In a study, biogenic zinc oxide nanoparticles (ZnO NPs) were developed from aqueous Pandanus odorifer leaf extract (POLE) with spherical morphology and approximately 90 nm size. 229 The anticancer activity of the ZnO NPs was evaluated by MTT assay and neutral red uptake (NRU) assays in MCF-7, HepG2 and A-549 cells at different doses (1, 2, 5, 10, 25, 50, and 100 μg mL −1 ). Moreover, the morphology of the treated cancer cells was examined by phase contrast microscopy. The results suggest that the synthesized ZnO NPs inhibited the growth of the cells when applying a concentration from 50–100 μg mL −1 . Overall, the study demonstrated that POLE derived biogenic ZnO NPs could serve as a significant anticancer agent. Phytomediated synthesis of metal oxide nanoparticles have become a key research area in nanotechnology due to its wide applicability in various biomedical fields. The work by Kanagamani et al. 230 explored the biosynthesis of zinc oxide nanoparticles (ZnO-NPs) using Leucaena leucocephala leaf extract. Biosynthesized ZnO-NPs were found to have a wurtzite hexagonal structure with particles distributed in the range of 50–200 nm as confirmed by TEM studies. The anticancer activity of ZnO-NPs against MCF-7 (breast cancer) and PC-3 (human prostate cancer) cell lines was evaluated using 3-(4,5-dimethylthiazol-2-yl)-2,5-diphenyltetrazolium bromide (MTT) assay. From the assay, biosynthesized ZnO-NPs were found to have better cytotoxic activity on PC-3 cell lines than MCF-7 cell lines. The in vitro cytotoxicity studies of biosynthesized ZnO-NPs against Dalton lymphoma ascites (DLA) cells revealed better antitumor activity with 92% inhibition at a ZnO-NP concentration of 200 μg mL −1 , and as the concentration increased, the anticancer efficiency also increased. These results suggested that ZnO NPs could selectively induce cancer cell apoptosis making them a bright candidate for cancer therapy.

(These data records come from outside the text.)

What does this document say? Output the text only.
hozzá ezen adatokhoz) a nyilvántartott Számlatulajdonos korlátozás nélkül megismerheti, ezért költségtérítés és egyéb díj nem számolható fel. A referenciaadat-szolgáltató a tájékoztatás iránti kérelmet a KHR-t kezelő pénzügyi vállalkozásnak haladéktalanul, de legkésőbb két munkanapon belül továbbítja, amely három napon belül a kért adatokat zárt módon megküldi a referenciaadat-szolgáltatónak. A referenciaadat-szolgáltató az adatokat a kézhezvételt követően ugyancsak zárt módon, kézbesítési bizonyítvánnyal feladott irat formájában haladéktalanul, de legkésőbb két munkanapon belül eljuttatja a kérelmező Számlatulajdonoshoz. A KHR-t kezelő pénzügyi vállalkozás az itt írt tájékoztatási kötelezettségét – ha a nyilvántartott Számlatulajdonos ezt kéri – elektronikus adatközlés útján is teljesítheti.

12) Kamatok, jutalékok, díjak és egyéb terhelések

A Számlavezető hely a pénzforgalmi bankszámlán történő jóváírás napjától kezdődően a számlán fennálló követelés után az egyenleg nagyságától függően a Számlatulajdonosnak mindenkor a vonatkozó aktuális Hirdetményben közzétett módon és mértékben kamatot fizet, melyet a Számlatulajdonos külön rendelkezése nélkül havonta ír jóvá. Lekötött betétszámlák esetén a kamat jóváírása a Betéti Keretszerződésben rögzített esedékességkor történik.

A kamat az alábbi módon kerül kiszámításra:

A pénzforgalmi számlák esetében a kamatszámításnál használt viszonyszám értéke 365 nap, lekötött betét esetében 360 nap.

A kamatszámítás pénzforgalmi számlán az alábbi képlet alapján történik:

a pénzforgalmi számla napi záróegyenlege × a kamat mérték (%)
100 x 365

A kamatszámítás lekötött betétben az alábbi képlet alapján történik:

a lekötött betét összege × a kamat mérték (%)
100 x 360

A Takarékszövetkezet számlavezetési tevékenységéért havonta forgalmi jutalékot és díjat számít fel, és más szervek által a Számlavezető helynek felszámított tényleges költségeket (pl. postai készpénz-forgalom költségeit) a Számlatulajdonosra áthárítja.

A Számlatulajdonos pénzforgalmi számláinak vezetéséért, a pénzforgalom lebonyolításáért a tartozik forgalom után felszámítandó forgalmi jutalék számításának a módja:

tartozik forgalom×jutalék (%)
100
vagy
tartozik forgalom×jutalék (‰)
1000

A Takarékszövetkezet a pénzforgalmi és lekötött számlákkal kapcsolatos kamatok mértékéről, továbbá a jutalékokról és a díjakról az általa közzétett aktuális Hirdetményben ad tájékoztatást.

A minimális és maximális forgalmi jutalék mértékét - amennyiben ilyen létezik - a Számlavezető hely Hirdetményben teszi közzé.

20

Photodynamic therapy requires the administration of a photosensitizing agent that is subjected to activation by light of a specific wavelength thereby generating ROS. The application of ZnO NPs as effective photosensitizers can be ascribed to their capability to generate ROS in response to visible light or UV light. Recent studies exhibited that photo-triggered toxicity of ZnO NPs renders them aptly suitable for targeted PDT in a spatiotemporal manner, providing a surer way to selectively terminate cancerous cells. 231–234 An attempt was made to utilize the synergic effects of anticancer drugs with ZnO NPs in PDT to induce cell-death in cancer cells. 231 The cytotoxic effects of daunorubicin (DNR), an anti-cancer drug, on drug defiant leukemia K562/A02 cancer cells were put to the test in combination with ZnO NPs. The combination of DNR and ZnO NPs under UV irradiation could appreciably check the proliferation of drug-defiant cancer cells in a dose-dependent manner. Additionally, ZnO NPs were found to induce an enhanced cellular uptake of DNR.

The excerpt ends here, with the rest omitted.